Sometimes just acknowledging how absorbed you’ve been in your computer is enough to ease the hurt feelings of those around you. A simple “thank you” goes a long way. I’ve got no problem telling friends and family, “I’m sorry I’ve been so absent lately” when we get together. I make sure they know that making time away from the computer with them is a priority for me. Few people outside my writing world understand the level of dedication it takes, and they shouldn’t have to. Thank you goes a long way towards understanding and forgiveness.


For anyone who uses the computer or Internet as a creative outlet, it’s important to remember that unplugging is the best way to get inspiration.  What is better inspiration for an artist than a gorgeous summer day spent on the lake with some friends? As a writer, it’s great to unplug, head to a bar, and observe what’s going on around me. You need to unplug and feed your creative spirit.

We love you; we love your dedication to our site and our community. We appreciate every minute you spend reading here but even we want you to unplug and go enjoy life. Get out there, bitches, and take the world by storm…then be sure to come back here and tell us all about it.

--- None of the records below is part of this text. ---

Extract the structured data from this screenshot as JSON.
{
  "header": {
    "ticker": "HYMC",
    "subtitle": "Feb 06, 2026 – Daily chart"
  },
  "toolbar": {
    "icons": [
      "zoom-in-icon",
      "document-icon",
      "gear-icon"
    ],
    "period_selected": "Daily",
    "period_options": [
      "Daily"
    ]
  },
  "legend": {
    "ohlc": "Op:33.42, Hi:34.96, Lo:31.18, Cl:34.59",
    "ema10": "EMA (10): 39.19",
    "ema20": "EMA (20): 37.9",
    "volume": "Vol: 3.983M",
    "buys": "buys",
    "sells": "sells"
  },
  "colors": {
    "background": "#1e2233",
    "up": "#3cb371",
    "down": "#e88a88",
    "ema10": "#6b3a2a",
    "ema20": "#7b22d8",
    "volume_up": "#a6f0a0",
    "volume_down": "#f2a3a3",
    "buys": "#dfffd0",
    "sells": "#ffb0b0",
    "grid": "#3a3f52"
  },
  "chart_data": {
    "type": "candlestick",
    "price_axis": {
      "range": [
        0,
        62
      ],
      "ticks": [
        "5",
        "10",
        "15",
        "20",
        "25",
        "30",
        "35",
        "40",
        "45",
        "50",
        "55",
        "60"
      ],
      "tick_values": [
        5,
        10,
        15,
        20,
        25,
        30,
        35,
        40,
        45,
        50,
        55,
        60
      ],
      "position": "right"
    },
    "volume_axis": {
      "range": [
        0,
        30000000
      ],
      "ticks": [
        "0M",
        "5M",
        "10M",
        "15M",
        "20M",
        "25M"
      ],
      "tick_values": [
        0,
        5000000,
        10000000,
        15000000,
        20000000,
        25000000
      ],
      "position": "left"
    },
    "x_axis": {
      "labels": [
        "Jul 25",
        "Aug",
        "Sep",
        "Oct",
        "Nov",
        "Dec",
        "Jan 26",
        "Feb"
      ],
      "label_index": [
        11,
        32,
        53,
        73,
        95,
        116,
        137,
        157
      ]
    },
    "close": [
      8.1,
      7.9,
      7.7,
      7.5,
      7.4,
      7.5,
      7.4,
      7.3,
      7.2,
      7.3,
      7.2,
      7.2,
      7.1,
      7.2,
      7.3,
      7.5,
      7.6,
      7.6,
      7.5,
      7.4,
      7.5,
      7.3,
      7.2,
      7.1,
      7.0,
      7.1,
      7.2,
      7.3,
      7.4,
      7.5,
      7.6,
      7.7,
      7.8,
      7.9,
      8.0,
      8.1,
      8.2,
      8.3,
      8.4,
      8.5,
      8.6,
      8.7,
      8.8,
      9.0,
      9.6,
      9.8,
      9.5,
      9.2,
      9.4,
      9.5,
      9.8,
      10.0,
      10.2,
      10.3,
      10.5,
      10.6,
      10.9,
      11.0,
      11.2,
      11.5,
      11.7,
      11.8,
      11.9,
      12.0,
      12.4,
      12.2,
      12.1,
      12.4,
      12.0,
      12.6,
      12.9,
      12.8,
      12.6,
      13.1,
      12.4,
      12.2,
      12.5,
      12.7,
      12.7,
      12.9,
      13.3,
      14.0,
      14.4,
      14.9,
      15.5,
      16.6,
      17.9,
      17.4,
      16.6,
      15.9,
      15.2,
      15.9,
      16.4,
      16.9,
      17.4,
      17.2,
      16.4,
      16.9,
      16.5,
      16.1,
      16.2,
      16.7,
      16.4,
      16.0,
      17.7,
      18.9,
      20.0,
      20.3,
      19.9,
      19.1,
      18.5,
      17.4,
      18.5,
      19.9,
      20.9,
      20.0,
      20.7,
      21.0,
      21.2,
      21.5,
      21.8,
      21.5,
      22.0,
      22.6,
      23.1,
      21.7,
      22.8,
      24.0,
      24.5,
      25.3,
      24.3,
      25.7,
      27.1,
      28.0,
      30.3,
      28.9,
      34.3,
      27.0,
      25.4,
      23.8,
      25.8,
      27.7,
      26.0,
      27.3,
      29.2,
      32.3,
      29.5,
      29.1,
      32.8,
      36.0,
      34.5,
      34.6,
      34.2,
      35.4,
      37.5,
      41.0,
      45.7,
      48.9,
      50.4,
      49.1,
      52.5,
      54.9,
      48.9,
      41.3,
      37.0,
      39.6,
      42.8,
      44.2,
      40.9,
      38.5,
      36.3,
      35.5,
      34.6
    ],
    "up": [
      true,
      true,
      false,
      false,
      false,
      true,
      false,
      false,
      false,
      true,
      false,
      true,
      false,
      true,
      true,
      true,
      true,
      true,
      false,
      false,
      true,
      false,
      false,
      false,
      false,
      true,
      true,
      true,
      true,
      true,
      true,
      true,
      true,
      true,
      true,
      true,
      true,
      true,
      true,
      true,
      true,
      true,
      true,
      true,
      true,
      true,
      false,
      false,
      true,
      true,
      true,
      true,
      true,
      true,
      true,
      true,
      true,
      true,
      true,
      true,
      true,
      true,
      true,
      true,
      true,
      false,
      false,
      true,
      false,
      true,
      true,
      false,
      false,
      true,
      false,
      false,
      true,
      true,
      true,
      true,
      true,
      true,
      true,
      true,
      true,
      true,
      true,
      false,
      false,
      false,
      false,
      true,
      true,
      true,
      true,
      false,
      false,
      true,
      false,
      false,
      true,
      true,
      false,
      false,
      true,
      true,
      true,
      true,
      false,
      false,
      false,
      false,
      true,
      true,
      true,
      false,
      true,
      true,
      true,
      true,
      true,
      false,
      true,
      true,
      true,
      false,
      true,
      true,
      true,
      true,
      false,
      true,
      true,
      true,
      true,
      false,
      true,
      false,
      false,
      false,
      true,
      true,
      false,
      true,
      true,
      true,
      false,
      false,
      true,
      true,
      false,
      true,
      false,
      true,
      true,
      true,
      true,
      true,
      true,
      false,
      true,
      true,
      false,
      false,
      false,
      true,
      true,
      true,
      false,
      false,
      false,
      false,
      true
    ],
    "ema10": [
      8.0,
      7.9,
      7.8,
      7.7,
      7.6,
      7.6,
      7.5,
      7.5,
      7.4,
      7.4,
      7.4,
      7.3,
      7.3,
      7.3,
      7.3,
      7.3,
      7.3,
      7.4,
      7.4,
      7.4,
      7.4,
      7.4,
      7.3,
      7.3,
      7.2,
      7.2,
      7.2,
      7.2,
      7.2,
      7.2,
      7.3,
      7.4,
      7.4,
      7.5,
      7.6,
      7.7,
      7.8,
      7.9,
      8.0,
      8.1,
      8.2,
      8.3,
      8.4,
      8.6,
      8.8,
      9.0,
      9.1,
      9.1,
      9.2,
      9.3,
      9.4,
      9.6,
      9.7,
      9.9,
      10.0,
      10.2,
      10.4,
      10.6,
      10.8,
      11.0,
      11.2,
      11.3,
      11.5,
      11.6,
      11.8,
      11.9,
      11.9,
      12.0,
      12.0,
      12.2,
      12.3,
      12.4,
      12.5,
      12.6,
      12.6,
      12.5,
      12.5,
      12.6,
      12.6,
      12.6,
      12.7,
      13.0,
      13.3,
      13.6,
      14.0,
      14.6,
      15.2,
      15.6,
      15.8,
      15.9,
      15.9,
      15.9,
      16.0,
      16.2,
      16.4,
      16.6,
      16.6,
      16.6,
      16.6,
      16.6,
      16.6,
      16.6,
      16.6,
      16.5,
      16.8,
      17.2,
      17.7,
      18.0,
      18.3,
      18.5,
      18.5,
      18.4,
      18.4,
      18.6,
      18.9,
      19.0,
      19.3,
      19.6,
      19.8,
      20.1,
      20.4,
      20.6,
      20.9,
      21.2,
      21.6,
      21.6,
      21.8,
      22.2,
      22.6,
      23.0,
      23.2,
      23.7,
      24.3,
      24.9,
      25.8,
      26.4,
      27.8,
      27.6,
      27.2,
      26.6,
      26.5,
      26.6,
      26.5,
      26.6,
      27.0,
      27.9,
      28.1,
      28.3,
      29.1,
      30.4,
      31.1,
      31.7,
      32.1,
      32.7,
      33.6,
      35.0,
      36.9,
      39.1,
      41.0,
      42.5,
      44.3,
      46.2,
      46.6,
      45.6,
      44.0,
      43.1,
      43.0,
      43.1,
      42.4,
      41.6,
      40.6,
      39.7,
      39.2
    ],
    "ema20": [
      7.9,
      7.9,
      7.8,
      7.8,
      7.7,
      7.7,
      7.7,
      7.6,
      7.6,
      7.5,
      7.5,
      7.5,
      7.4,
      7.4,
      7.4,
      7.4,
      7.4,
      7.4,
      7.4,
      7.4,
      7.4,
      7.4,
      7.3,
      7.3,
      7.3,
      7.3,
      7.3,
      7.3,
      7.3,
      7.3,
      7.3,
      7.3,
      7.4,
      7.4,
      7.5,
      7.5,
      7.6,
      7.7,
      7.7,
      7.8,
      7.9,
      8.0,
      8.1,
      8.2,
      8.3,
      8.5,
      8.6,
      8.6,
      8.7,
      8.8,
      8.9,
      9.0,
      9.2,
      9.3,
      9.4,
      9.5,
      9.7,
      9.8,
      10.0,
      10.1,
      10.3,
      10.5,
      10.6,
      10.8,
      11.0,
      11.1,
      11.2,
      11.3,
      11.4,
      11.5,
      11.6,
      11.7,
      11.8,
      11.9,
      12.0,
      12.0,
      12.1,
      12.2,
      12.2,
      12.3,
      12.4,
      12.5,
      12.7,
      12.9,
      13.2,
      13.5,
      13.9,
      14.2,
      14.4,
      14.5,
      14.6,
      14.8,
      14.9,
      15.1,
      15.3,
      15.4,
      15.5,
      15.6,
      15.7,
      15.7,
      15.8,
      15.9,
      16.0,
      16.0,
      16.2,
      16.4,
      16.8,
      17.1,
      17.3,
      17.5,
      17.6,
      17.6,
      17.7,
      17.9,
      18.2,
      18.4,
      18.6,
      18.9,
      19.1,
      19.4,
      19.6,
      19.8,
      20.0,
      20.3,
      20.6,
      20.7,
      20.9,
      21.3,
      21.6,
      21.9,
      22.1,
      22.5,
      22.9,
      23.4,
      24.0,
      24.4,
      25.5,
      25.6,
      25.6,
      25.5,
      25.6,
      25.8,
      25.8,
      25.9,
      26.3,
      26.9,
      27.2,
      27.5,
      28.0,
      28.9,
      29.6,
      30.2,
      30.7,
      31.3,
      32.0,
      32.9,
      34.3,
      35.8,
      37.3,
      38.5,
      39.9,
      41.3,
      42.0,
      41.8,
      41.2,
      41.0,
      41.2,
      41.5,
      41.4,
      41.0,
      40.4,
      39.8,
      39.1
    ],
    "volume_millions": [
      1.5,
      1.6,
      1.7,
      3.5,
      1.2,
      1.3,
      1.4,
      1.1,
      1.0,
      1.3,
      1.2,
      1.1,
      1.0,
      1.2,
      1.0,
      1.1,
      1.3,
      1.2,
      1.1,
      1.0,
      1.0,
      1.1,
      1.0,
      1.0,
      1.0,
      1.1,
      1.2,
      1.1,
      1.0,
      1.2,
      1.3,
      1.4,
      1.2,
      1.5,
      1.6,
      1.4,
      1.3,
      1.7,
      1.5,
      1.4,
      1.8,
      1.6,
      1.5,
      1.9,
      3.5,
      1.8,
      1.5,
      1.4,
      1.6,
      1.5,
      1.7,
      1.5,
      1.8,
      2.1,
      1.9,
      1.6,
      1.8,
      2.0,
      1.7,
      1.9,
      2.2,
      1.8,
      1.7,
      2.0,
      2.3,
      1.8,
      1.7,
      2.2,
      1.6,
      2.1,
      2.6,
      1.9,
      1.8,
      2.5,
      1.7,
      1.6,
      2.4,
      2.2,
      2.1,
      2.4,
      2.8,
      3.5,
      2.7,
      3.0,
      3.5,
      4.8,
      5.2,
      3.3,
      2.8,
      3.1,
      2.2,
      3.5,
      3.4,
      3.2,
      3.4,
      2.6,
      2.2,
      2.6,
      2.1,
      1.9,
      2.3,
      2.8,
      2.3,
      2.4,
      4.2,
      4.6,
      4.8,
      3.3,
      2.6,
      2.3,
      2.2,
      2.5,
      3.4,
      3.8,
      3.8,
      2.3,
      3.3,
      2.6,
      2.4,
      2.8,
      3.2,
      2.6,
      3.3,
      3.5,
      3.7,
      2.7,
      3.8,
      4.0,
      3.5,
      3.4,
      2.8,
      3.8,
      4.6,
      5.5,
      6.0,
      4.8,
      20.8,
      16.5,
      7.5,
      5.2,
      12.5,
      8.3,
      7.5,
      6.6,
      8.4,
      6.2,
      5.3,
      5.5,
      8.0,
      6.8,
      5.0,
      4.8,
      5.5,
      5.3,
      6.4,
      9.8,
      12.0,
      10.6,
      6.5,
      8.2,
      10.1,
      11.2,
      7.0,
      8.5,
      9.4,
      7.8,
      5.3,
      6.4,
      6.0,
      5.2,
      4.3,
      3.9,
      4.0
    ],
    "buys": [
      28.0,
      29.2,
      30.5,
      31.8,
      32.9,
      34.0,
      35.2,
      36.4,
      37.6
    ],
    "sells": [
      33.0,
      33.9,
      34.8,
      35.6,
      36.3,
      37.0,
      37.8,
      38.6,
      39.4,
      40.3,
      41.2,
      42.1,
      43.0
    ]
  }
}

Image Credit: Shutterstock

Julie Zantopoulos

Julie Zantopoulos

Julie is Vice President and Editor-in-Chief of The Indie Chicks. She's working on publishing her first book, a collection of short stories, and writing a young adult novel series. Other loves include whiskey, the Flyers, and anything LOTR, Harry Potter, or Young Adult Lit. Don't be shy about following her on Instagram or emailing her to discuss contributing to The Indie Chicks.

  1. Oh boy, this article speaks volumes to me. I try to use a journal as my creative outlet just so I can be completely unplugged from technology (plus I still love using pen and paper). I’m in total agreeance with you that as a writer especially, I need to get out and experience in order to get inspired. I’ve been scheduling more and more time away from my computer and phone for many of the reasons you posted above. Awesome article.

    1. I love pen and paper as well. Most of what I write I do in long hand first, it just feels more authentic and connected. It’s hard for me to truly unplug. I feel like I HAVE to check email and site comments but I’m getting better at walking away and enjoying some serious unplugged time…and I’m glad you are, too.

  2. As a blogger, I agree completely that unplugging (and engaging with the world — not via social media) is the best way to get creative inspiration. I find for example that although I love checking out adorable images and funny videos of dogs on the internet (who doesn’t?), it is really when I walk my own dogs and chat with neighbors along the way that I get the best ideas for my blog. So much so that sometimes I make a beeline for my notepad when we get home. :)
    I don’t remember who did but someone wrote that sometimes as bloggers/writers, we spend so much time reading online material that we end up being in the so-called ‘echo chamber’, talking/blogging about the same things and in the same way, and a great deal of originality is lost.

    1. Without time spent in the real world getting ideas of your own and not just reacting or responding to other things that you’ve read gets harder and harder to do. I have a recent addiction to YouTube…I could watch for hours…it’s a real problem. lol

  3. I used to have problems unplugging but now with two kids pulling on my arms I don’t really have a choice. And, of course, spending time with them is more important than checking my FB feed (not that I don’t do a little of that during naptime).